The tribe is composed of small, cryptic, predatory ants that typically occur in soil and/or leaf litter where they feed on various minute arthropods. Species in this group show great diversity in predatory strategies, which is reflected in the marked differentiation between species groups. With their unique-looking body types and head shapes that are variously adorned with bizarre station, elongate mandibles with uniquely arrayed dentition, and as-yet-unexplained cuticular outgrowths called spongiform tissue, members of this group are among the most unusual in the ant world.[2]

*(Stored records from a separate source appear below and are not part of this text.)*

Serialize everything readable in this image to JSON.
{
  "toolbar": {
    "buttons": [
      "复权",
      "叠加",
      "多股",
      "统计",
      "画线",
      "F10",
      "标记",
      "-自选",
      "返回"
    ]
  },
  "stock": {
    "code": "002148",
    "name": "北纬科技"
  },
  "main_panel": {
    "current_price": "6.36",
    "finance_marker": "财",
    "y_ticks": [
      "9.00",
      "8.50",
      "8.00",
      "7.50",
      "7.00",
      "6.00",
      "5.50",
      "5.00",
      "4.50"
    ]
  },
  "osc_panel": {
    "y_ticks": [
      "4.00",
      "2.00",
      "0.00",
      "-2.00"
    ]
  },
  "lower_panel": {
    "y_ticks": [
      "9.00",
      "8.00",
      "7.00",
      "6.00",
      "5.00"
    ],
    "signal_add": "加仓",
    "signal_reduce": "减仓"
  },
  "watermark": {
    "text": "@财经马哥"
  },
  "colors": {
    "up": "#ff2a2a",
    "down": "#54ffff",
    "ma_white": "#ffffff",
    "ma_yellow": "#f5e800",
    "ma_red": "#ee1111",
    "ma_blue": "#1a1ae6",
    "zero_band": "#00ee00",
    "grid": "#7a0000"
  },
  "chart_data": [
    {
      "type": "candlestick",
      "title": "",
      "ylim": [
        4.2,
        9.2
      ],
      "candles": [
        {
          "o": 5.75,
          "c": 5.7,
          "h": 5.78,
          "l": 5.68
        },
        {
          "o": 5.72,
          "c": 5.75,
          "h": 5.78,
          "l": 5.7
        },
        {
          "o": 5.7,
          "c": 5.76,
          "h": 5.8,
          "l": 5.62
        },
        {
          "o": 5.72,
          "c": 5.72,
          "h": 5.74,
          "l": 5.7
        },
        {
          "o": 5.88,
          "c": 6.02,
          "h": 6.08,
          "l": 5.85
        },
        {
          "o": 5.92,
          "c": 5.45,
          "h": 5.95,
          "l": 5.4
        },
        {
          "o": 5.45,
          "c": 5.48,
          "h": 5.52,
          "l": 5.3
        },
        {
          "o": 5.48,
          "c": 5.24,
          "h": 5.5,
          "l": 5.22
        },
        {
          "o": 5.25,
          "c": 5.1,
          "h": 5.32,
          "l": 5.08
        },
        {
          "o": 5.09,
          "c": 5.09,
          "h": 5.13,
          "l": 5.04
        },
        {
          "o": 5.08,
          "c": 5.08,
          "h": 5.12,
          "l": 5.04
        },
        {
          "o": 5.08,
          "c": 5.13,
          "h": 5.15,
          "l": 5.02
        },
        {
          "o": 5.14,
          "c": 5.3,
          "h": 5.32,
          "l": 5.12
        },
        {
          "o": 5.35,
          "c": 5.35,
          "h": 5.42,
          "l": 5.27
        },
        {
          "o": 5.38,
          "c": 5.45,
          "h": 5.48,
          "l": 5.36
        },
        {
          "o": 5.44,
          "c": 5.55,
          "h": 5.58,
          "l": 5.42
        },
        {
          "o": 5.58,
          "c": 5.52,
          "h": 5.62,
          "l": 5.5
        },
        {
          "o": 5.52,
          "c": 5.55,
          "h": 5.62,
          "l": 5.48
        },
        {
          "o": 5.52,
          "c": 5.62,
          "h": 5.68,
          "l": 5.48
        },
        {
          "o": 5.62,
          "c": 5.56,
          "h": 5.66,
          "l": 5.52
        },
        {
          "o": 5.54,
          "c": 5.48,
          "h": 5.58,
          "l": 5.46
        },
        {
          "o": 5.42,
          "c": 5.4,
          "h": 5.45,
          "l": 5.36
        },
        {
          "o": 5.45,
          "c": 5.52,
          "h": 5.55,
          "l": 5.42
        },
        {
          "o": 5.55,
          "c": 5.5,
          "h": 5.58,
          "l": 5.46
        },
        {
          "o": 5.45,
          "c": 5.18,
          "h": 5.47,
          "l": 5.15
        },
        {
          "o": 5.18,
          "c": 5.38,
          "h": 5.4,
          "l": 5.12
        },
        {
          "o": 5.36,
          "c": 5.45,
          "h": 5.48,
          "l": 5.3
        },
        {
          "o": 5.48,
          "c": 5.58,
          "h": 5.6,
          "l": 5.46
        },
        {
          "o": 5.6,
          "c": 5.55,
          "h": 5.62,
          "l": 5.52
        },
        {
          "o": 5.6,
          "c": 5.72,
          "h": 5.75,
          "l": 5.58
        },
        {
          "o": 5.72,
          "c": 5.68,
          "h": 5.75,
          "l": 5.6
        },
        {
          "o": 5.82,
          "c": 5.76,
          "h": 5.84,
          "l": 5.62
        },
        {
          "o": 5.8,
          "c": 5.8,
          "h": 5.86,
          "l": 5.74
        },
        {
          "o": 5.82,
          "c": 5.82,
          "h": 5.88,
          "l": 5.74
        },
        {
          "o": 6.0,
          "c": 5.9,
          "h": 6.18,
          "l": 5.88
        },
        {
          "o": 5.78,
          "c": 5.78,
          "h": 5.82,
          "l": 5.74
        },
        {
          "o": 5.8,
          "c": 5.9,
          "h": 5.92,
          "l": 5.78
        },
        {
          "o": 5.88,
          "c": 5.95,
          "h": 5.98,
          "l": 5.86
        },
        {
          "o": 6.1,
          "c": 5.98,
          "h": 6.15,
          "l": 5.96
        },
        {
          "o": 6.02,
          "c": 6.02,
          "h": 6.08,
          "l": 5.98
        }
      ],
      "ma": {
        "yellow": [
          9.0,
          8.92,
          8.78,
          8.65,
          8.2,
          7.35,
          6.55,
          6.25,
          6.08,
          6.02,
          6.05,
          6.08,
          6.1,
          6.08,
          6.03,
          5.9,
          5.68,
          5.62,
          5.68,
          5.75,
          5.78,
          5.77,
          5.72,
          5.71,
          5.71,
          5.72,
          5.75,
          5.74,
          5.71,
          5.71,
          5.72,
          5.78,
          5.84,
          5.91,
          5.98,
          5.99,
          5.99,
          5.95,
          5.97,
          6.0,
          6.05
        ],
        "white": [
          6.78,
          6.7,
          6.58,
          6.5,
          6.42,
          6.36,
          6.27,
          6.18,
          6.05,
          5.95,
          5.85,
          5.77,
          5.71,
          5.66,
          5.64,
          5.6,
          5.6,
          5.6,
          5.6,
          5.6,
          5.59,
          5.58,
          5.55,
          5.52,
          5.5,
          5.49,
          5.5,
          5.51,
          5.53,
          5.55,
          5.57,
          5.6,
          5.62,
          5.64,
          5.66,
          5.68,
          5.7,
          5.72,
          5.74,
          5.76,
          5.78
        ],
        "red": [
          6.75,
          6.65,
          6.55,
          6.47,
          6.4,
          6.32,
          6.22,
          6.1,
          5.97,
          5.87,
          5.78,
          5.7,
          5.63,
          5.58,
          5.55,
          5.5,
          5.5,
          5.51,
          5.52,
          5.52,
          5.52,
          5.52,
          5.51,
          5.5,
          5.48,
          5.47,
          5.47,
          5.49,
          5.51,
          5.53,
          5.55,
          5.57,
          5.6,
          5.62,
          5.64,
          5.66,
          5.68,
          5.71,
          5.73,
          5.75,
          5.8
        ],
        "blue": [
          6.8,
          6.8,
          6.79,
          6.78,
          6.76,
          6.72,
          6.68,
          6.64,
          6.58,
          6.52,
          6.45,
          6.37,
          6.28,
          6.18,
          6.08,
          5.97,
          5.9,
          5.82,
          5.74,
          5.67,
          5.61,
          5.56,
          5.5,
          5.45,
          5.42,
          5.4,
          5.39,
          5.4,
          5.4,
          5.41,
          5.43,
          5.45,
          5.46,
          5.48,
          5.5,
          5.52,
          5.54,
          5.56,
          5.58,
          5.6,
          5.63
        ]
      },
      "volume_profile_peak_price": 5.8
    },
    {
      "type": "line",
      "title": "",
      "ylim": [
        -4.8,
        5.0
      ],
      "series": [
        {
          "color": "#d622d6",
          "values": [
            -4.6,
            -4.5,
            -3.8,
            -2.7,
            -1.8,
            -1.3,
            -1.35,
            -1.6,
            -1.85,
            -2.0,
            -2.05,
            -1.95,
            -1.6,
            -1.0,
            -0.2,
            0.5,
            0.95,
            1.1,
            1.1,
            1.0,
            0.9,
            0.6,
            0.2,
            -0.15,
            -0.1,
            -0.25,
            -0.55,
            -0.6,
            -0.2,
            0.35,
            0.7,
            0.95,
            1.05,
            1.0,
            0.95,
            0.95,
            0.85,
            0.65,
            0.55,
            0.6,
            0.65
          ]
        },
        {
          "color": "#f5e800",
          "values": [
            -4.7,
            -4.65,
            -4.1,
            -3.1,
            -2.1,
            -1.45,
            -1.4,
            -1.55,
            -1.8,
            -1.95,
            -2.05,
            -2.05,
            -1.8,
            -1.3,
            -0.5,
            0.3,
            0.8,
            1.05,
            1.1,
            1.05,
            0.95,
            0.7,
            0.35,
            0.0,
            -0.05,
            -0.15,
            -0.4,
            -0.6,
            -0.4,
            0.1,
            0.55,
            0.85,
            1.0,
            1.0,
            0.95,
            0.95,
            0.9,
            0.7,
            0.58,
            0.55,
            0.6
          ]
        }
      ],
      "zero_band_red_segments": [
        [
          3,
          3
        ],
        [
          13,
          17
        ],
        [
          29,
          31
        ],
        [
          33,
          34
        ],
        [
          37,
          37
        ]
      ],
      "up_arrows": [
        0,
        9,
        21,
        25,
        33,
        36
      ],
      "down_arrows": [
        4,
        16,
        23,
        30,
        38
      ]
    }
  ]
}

Baroni Urbani & De Andrade (1994) synonymized Dacetini as well as Phalacromyrmecini under Basicerotini, and synonymized all subtribal names accepted at the time.[3] Bolton (1995) revived Basicerotini from synonymy of the then so-called Dacetonini and,[4] in 1998, listed and commented the apomorphies of the Dacetini tribe group and its components, including the Basicerotini, which he considers as monophyletic.[5] Baroni Urbani & de Andrade (2007) proposed a synonymization of the tribe Basicerotini with Dacetini and that all basicerotine genera be placed in the single genus Basiceros.[6] There is currently variable acceptance of their reclassification.[7] Bolton (2012), who partially accepted the propositions made by Baroni-Urbani & De Andrade (2007) for Dacetini, yet still considering Basicerotini (Basiceros, Eurhopalothrix, Octostruma, Protalaridris, Rhopalothrix and Talaridris) and Phalacromyrmecini (Phalacromyrmex) as separate tribes from Dacetini.[8]

Molecular phylogenetic evidence by Brady et al. (2006) suggests that Dacetini may not be monophyletic.[9]